​Celgene International Sàrl, a subsidiary of Celgene Corporation, announced that that the European Medicines Agency’s (EMA) Committee for Medicinal Products for Human Use (CHMP) has adopted a positive opinion for an expanded indication of VIDAZA® (azacitidine for injection). VIDAZA is approved for the treatment of acute myeloid leukaemia (AML) in adult patients aged 65 years or older who are not eligible for haematopoietic stem cell transplantation (HSCT). The expanded indication now covers patients who have >30% myeloblasts, according to the WHO classification. Whereas, previously, the indication covered AML patients with <30% blasts.

Similarly, the EMA’s CHMP has adopted a positive opinion of the Marketing Authorization Application of Exelixis, Inc.‘s cobimetinib. Cobimetinib is a selective MEK inhibitor, used in combination with vemurafenib, for the treatment of BRAF V600 mutation-positive unresectable or metastatic melanoma. The CHMP’s positive opinion is to be reviewed by the European Commission, which has the authority to approve medicines for the European Union. The European Commission is expected to release its final decision regarding the approval of the combination of cobimetinib and vemurafenib by the end of 2015.

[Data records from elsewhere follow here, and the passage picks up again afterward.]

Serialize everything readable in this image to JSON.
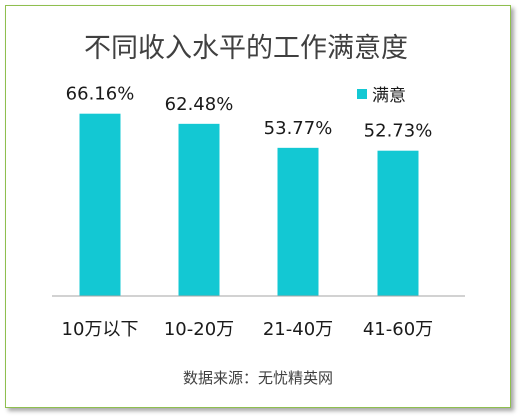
{
  "chart_data": {
    "type": "bar",
    "title": "不同收入水平的工作满意度",
    "categories": [
      "10万以下",
      "10-20万",
      "21-40万",
      "41-60万"
    ],
    "series": [
      {
        "name": "满意",
        "values": [
          66.16,
          62.48,
          53.77,
          52.73
        ],
        "labels": [
          "66.16%",
          "62.48%",
          "53.77%",
          "52.73%"
        ]
      }
    ],
    "ylim": [
      0,
      90
    ],
    "grid": false,
    "legend": "top-right",
    "bar_color": "#13c8d3",
    "source": "数据来源：无忧精英网"
  }
}
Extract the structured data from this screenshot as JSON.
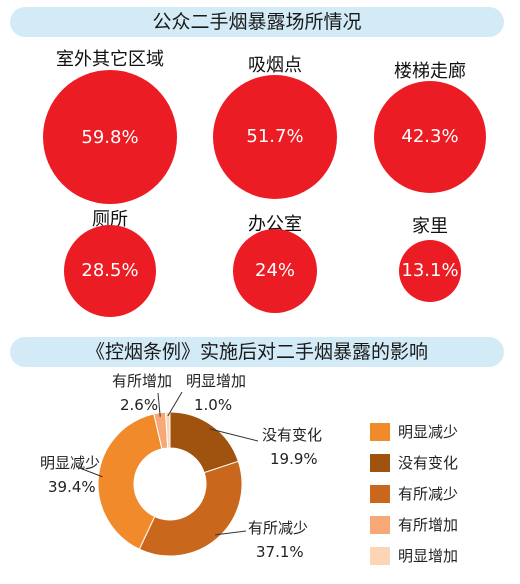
{
  "sections": {
    "places_title": "公众二手烟暴露场所情况",
    "policy_title": "《控烟条例》实施后对二手烟暴露的影响"
  },
  "places": [
    {
      "name": "室外其它区域",
      "pct": 59.8,
      "value_label": "59.8%"
    },
    {
      "name": "吸烟点",
      "pct": 51.7,
      "value_label": "51.7%"
    },
    {
      "name": "楼梯走廊",
      "pct": 42.3,
      "value_label": "42.3%"
    },
    {
      "name": "厕所",
      "pct": 28.5,
      "value_label": "28.5%"
    },
    {
      "name": "办公室",
      "pct": 24,
      "value_label": "24%"
    },
    {
      "name": "家里",
      "pct": 13.1,
      "value_label": "13.1%"
    }
  ],
  "chart_data": [
    {
      "type": "bubble",
      "title": "公众二手烟暴露场所情况",
      "categories": [
        "室外其它区域",
        "吸烟点",
        "楼梯走廊",
        "厕所",
        "办公室",
        "家里"
      ],
      "values": [
        59.8,
        51.7,
        42.3,
        28.5,
        24,
        13.1
      ],
      "unit": "%",
      "color": "#ec1c24"
    },
    {
      "type": "pie",
      "variant": "donut",
      "title": "《控烟条例》实施后对二手烟暴露的影响",
      "start_angle_deg": 0,
      "direction": "clockwise",
      "slices": [
        {
          "label": "没有变化",
          "value": 19.9,
          "value_label": "19.9%",
          "color": "#a0520f"
        },
        {
          "label": "有所减少",
          "value": 37.1,
          "value_label": "37.1%",
          "color": "#c9681c"
        },
        {
          "label": "明显减少",
          "value": 39.4,
          "value_label": "39.4%",
          "color": "#f08a2b"
        },
        {
          "label": "有所增加",
          "value": 2.6,
          "value_label": "2.6%",
          "color": "#f7a877"
        },
        {
          "label": "明显增加",
          "value": 1.0,
          "value_label": "1.0%",
          "color": "#fbd5b5"
        }
      ],
      "legend": {
        "position": "right",
        "items": [
          {
            "label": "明显减少",
            "color": "#f08a2b"
          },
          {
            "label": "没有变化",
            "color": "#a0520f"
          },
          {
            "label": "有所减少",
            "color": "#c9681c"
          },
          {
            "label": "有所增加",
            "color": "#f7a877"
          },
          {
            "label": "明显增加",
            "color": "#fbd5b5"
          }
        ]
      }
    }
  ]
}
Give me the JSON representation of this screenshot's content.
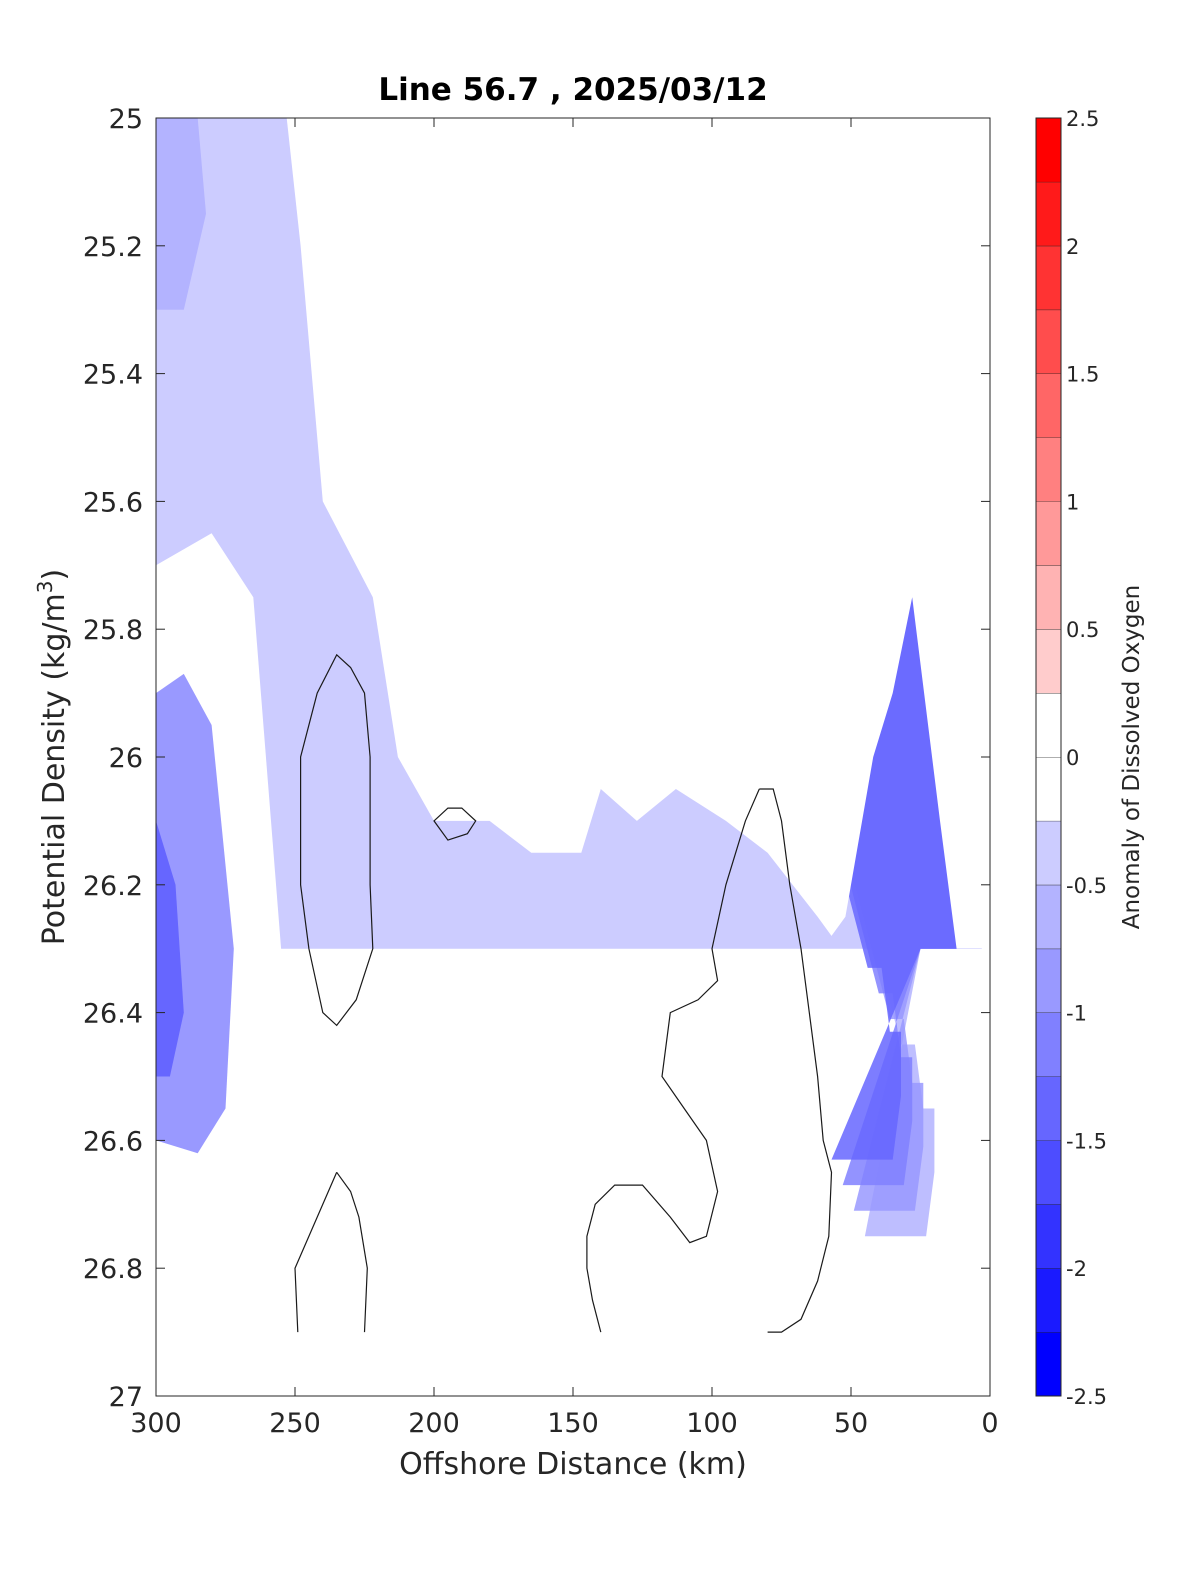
{
  "chart_data": {
    "type": "contour",
    "title": "Line 56.7 , 2025/03/12",
    "xlabel": "Offshore Distance (km)",
    "ylabel": "Potential Density (kg/m",
    "ylabel_sup": "3",
    "ylabel_close": ")",
    "xlim": [
      300,
      0
    ],
    "ylim": [
      25,
      27
    ],
    "x_ticks": [
      "300",
      "250",
      "200",
      "150",
      "100",
      "50",
      "0"
    ],
    "y_ticks": [
      "25",
      "25.2",
      "25.4",
      "25.6",
      "25.8",
      "26",
      "26.2",
      "26.4",
      "26.6",
      "26.8",
      "27"
    ],
    "y_reversed": true,
    "colorbar": {
      "label": "Anomaly of Dissolved Oxygen",
      "range": [
        -2.5,
        2.5
      ],
      "step": 0.25,
      "ticks": [
        "2.5",
        "2",
        "1.5",
        "1",
        "0.5",
        "0",
        "-0.5",
        "-1",
        "-1.5",
        "-2",
        "-2.5"
      ],
      "colors_low_to_high": [
        "#0000ff",
        "#1a1aff",
        "#3333ff",
        "#4d4dff",
        "#6666ff",
        "#8080ff",
        "#9999ff",
        "#b3b3ff",
        "#ccccff",
        "#e6e6ff",
        "#ffffff",
        "#ffffff",
        "#ffe6e6",
        "#ffcccc",
        "#ffb3b3",
        "#ff9999",
        "#ff8080",
        "#ff6666",
        "#ff4d4d",
        "#ff3333",
        "#ff1a1a",
        "#ff0000"
      ]
    },
    "data_boundary": [
      [
        300,
        25
      ],
      [
        193,
        25
      ],
      [
        190,
        25.1
      ],
      [
        178,
        25.1
      ],
      [
        170,
        25.2
      ],
      [
        164,
        25.2
      ],
      [
        157,
        25.3
      ],
      [
        122,
        25.3
      ],
      [
        115,
        25.4
      ],
      [
        103,
        25.4
      ],
      [
        98,
        25.5
      ],
      [
        75,
        25.5
      ],
      [
        70,
        25.6
      ],
      [
        40,
        25.6
      ],
      [
        35,
        25.7
      ],
      [
        30,
        25.7
      ],
      [
        12,
        26
      ],
      [
        7,
        26
      ],
      [
        4,
        26.1
      ],
      [
        0,
        26.1
      ],
      [
        0,
        26.2
      ],
      [
        3,
        26.3
      ],
      [
        17,
        26.3
      ],
      [
        25,
        26.3
      ],
      [
        30,
        26.3
      ],
      [
        300,
        26.3
      ]
    ],
    "anomaly_fields": [
      {
        "level": -0.25,
        "region": "offshore western band",
        "points": [
          [
            300,
            25
          ],
          [
            253,
            25
          ],
          [
            248,
            25.2
          ],
          [
            240,
            25.6
          ],
          [
            222,
            25.75
          ],
          [
            213,
            26.0
          ],
          [
            200,
            26.1
          ],
          [
            180,
            26.1
          ],
          [
            165,
            26.15
          ],
          [
            147,
            26.15
          ],
          [
            140,
            26.05
          ],
          [
            127,
            26.1
          ],
          [
            113,
            26.05
          ],
          [
            95,
            26.1
          ],
          [
            80,
            26.15
          ],
          [
            62,
            26.25
          ],
          [
            57,
            26.28
          ],
          [
            52,
            26.25
          ],
          [
            50,
            26.2
          ],
          [
            42,
            26.0
          ],
          [
            35,
            25.9
          ],
          [
            28,
            25.75
          ],
          [
            18,
            26.1
          ],
          [
            12,
            26.3
          ],
          [
            0,
            26.3
          ],
          [
            0,
            25.0
          ]
        ]
      },
      {
        "level": -0.25,
        "region": "deep offshore",
        "points": [
          [
            300,
            25.7
          ],
          [
            280,
            25.65
          ],
          [
            265,
            25.75
          ],
          [
            255,
            26.3
          ],
          [
            248,
            26.5
          ],
          [
            244,
            26.7
          ],
          [
            248,
            26.8
          ],
          [
            255,
            26.88
          ],
          [
            270,
            26.87
          ],
          [
            282,
            26.9
          ],
          [
            290,
            26.87
          ],
          [
            300,
            26.8
          ]
        ]
      }
    ],
    "zero_contours": [
      {
        "points": [
          [
            235,
            25.84
          ],
          [
            230,
            25.86
          ],
          [
            225,
            25.9
          ],
          [
            223,
            26.0
          ],
          [
            223,
            26.2
          ],
          [
            222,
            26.3
          ],
          [
            228,
            26.38
          ],
          [
            235,
            26.42
          ],
          [
            240,
            26.4
          ],
          [
            245,
            26.3
          ],
          [
            248,
            26.2
          ],
          [
            248,
            26.0
          ],
          [
            242,
            25.9
          ],
          [
            235,
            25.84
          ]
        ]
      },
      {
        "points": [
          [
            195,
            26.08
          ],
          [
            190,
            26.08
          ],
          [
            185,
            26.1
          ],
          [
            188,
            26.12
          ],
          [
            195,
            26.13
          ],
          [
            200,
            26.1
          ],
          [
            195,
            26.08
          ]
        ]
      },
      {
        "points": [
          [
            83,
            26.05
          ],
          [
            78,
            26.05
          ],
          [
            75,
            26.1
          ],
          [
            72,
            26.2
          ],
          [
            68,
            26.3
          ],
          [
            65,
            26.4
          ],
          [
            62,
            26.5
          ],
          [
            60,
            26.6
          ],
          [
            57,
            26.65
          ],
          [
            58,
            26.75
          ],
          [
            62,
            26.82
          ],
          [
            68,
            26.88
          ],
          [
            75,
            26.9
          ],
          [
            80,
            26.9
          ]
        ]
      },
      {
        "points": [
          [
            83,
            26.05
          ],
          [
            88,
            26.1
          ],
          [
            95,
            26.2
          ],
          [
            100,
            26.3
          ],
          [
            98,
            26.35
          ],
          [
            105,
            26.38
          ],
          [
            115,
            26.4
          ],
          [
            118,
            26.5
          ],
          [
            110,
            26.55
          ],
          [
            102,
            26.6
          ],
          [
            98,
            26.68
          ],
          [
            102,
            26.75
          ],
          [
            108,
            26.76
          ],
          [
            115,
            26.72
          ],
          [
            125,
            26.67
          ],
          [
            135,
            26.67
          ],
          [
            142,
            26.7
          ],
          [
            145,
            26.75
          ],
          [
            145,
            26.8
          ],
          [
            143,
            26.85
          ],
          [
            140,
            26.9
          ]
        ]
      },
      {
        "points": [
          [
            235,
            26.65
          ],
          [
            240,
            26.7
          ],
          [
            245,
            26.75
          ],
          [
            250,
            26.8
          ],
          [
            249,
            26.9
          ]
        ]
      },
      {
        "points": [
          [
            235,
            26.65
          ],
          [
            230,
            26.68
          ],
          [
            227,
            26.72
          ],
          [
            224,
            26.8
          ],
          [
            225,
            26.9
          ]
        ]
      }
    ]
  }
}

The EMA’s CHMP also bestowed a positive recommendation for the marketing authorization of ELOCTA™ (rFVIIIFc), which was announced by Biogen and Swedish Orphan Biovitrum AB (publ) (Sobi). ELOCTA is a recombinant factor VIII Fc fusion protein product for the treatment of hemophilia A. If approved, it would be the first hemophilia A treatment with prolonged circulation available in the European Union (EU).